The projectile's power comes from a rail gun, a Star Wars-like weapon which use electricity to launch projectiles down a pair of tracks. Think of how a train starts moving: Once the projectile gets going at mach seven, it packs a punch equivalent to “a freight train going through the wall at a hundred miles an hour," Chief of Naval Research Rear Adm. Matthew Klunder told Breaking Defense.
The projectiles can only travel about 100 miles, which is enough to keep ships out of range of most rockets fired from land, even if it's not close to the 1,500 land miles that the Navy's standard cruise missiles can fly for.

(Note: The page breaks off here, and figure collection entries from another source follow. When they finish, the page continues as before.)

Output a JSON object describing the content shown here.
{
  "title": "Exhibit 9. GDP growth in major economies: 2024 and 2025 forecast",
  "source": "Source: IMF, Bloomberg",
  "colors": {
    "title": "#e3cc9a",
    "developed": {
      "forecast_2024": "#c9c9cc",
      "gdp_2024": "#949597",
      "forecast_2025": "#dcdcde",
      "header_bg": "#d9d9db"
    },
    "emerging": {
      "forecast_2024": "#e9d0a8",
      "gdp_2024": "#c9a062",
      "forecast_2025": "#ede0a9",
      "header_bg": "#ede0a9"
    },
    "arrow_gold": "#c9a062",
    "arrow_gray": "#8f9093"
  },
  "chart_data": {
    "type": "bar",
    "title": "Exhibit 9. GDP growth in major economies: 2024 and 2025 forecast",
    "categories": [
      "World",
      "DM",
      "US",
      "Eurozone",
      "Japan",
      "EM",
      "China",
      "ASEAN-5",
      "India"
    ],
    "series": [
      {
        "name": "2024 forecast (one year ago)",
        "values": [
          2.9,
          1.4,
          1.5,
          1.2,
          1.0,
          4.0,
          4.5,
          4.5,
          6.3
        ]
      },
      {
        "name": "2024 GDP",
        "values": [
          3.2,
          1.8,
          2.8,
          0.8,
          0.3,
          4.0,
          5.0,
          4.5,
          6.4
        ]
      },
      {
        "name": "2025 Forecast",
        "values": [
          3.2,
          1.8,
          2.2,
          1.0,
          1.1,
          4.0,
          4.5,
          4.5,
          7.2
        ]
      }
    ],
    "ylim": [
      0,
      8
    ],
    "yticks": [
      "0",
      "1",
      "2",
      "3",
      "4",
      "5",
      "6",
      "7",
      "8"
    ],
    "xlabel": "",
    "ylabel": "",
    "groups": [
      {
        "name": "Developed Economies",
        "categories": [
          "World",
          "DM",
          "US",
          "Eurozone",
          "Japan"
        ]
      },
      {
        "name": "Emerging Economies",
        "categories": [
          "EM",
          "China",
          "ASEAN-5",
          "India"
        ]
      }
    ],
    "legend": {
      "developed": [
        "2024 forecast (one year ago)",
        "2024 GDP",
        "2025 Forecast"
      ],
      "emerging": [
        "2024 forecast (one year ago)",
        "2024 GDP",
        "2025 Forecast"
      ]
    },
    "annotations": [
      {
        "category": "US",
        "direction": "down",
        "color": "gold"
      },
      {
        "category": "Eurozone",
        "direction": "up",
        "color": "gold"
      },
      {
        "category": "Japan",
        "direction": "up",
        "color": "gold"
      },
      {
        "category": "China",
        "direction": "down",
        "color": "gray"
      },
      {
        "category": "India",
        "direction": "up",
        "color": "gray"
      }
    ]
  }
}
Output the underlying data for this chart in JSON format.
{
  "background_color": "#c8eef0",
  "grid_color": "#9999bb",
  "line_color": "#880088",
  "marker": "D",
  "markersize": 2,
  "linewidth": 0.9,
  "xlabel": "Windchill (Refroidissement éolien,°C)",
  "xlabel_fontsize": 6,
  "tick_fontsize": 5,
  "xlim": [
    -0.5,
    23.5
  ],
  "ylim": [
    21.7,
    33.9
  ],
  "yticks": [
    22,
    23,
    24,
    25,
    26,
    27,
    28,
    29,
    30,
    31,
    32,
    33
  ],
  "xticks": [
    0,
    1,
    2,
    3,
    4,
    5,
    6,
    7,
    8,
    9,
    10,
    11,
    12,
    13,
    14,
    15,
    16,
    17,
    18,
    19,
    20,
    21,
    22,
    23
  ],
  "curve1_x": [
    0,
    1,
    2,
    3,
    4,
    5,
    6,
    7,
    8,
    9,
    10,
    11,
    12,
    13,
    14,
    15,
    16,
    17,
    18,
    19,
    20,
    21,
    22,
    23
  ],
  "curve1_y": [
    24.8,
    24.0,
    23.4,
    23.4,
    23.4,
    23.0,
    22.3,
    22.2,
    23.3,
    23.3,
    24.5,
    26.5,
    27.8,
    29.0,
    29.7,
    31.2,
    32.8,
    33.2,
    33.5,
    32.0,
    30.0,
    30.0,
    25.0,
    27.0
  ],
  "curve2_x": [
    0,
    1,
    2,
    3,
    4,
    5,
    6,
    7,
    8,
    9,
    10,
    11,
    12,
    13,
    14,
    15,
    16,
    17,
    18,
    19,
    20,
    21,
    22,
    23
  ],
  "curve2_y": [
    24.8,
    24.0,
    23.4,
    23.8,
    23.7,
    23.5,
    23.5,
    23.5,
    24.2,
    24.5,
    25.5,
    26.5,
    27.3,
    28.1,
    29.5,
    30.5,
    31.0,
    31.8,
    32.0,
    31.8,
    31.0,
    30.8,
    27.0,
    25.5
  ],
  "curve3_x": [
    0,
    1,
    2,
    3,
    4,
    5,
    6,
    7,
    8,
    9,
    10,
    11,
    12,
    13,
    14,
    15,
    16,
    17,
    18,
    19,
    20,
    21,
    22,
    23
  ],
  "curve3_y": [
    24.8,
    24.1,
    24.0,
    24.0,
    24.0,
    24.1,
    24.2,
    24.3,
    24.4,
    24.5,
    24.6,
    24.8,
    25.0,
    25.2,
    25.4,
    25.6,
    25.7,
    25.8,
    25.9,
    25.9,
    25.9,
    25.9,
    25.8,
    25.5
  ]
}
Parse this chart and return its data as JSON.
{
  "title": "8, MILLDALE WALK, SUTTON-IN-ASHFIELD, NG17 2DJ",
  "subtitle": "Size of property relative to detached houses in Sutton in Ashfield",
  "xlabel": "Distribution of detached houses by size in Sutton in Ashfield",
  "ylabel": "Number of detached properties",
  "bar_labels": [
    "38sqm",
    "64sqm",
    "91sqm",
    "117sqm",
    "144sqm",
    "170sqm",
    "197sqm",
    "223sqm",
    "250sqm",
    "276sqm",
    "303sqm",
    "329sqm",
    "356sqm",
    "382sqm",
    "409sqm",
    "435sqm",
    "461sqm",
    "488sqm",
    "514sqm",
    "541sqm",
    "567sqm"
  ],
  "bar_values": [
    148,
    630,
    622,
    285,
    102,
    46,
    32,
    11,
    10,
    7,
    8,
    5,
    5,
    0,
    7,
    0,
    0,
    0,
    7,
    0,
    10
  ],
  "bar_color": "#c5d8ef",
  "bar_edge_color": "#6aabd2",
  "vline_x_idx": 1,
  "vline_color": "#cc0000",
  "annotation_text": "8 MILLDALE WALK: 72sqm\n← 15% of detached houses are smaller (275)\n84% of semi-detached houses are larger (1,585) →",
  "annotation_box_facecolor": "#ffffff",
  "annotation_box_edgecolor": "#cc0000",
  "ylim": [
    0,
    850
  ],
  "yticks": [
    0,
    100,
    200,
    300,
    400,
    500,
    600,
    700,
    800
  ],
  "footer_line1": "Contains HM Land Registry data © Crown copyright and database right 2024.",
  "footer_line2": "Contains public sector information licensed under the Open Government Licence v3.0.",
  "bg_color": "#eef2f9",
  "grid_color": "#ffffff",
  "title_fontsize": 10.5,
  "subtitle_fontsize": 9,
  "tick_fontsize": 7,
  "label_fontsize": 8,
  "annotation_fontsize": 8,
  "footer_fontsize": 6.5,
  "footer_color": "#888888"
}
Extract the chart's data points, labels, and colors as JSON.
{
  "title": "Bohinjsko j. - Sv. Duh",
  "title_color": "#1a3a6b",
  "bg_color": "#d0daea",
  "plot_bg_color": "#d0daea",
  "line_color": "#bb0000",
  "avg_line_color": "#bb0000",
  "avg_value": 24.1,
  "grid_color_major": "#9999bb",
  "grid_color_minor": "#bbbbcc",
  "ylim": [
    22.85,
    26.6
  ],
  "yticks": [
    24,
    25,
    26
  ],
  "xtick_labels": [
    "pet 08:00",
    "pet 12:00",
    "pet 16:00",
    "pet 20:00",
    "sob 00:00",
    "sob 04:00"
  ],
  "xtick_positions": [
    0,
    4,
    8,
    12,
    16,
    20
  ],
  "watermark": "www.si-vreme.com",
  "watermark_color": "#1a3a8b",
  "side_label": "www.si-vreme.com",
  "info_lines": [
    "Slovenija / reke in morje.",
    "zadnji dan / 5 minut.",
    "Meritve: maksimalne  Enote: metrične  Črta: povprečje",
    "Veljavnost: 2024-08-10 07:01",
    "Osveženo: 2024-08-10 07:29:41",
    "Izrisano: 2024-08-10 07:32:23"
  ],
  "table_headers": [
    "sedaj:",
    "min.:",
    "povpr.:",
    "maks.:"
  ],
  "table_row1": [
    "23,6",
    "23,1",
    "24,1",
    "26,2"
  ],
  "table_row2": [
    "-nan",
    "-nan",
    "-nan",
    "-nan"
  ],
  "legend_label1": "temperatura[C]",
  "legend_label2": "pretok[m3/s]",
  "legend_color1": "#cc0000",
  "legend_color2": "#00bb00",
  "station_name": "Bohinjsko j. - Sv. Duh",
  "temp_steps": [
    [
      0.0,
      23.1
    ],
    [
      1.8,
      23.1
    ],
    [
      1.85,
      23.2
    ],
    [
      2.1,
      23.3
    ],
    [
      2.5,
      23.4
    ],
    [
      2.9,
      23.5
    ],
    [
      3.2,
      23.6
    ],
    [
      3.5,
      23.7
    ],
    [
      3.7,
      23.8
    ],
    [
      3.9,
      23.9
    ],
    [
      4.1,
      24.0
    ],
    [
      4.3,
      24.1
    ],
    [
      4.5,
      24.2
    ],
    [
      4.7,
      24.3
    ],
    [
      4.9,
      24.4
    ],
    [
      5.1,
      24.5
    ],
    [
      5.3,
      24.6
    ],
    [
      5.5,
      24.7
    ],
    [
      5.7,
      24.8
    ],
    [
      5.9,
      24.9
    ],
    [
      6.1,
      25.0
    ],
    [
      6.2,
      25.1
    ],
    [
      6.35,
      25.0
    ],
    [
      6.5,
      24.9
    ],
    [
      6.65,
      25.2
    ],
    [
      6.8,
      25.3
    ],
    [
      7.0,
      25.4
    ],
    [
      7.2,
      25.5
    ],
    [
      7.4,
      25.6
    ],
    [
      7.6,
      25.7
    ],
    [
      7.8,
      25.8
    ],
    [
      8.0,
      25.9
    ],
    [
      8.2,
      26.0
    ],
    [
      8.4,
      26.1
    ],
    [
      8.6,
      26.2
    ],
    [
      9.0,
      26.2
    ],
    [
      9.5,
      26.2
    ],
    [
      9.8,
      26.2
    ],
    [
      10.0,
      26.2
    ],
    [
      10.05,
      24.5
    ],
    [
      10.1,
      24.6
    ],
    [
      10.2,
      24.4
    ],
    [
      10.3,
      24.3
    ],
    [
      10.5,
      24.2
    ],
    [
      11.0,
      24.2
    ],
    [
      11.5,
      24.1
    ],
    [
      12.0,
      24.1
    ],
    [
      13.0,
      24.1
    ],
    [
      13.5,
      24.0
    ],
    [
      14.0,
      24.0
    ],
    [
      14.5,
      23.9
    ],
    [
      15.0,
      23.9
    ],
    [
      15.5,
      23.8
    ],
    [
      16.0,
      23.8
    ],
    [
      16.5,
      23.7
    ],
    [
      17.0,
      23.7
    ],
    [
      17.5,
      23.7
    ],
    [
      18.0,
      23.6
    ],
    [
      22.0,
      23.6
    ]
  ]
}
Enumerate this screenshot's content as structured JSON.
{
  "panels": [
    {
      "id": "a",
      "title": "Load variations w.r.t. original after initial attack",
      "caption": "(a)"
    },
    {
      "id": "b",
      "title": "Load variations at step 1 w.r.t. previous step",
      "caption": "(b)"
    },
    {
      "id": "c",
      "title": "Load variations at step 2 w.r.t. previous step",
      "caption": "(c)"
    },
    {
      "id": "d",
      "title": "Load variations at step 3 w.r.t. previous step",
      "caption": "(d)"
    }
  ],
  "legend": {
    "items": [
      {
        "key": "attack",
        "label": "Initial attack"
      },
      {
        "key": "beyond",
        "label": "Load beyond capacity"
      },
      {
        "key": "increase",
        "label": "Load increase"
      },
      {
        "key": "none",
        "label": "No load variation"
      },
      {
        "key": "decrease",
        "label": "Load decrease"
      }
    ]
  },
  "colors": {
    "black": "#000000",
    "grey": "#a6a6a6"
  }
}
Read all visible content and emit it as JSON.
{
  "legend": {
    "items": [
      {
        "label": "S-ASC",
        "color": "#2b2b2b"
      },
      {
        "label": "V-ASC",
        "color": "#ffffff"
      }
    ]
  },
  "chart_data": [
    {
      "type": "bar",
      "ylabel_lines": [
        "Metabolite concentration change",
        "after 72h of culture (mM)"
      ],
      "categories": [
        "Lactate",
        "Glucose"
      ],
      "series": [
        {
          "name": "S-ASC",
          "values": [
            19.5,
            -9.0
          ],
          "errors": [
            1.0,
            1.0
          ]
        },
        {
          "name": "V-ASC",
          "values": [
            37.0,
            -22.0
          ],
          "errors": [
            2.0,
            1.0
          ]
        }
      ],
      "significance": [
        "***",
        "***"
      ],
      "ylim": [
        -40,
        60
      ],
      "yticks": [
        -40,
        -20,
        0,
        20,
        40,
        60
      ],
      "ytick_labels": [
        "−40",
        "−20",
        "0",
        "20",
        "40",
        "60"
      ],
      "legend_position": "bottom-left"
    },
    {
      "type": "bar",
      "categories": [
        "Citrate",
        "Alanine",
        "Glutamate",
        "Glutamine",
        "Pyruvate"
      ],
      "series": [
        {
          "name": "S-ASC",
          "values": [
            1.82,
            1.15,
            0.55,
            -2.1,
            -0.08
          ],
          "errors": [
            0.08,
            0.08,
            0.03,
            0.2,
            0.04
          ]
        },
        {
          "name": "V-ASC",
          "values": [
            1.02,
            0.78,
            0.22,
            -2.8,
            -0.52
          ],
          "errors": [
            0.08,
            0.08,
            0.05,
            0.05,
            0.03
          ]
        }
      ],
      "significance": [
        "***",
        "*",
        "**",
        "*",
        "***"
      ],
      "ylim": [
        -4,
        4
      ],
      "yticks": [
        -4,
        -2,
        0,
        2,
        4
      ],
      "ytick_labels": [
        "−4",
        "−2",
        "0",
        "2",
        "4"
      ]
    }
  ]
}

That matters less when price comes into play. At $25,000, these tiny projectiles cost about 1% of what the price of a conventional Navy missile. Those numbers are even more eye-catching, given that the Department of Defense's budget is shrinking.
The Navy hopes to load a rail gun onto a ship for the first on-the-water test shots by 2016, according to Johnson. Rapid-fire trials won't happen until 2018, and no date is set for actually installing a rail gun on a ship. After 2018, the Navy will come up with a timeline for designing a ship with the weapon built in.
While that unfolds, naval researchers will also be developing a 2.0 version of the rail gun. The hope is that this one will be better suited for rapid fire and also able to withstand the intense heat that comes from launching successive rounds.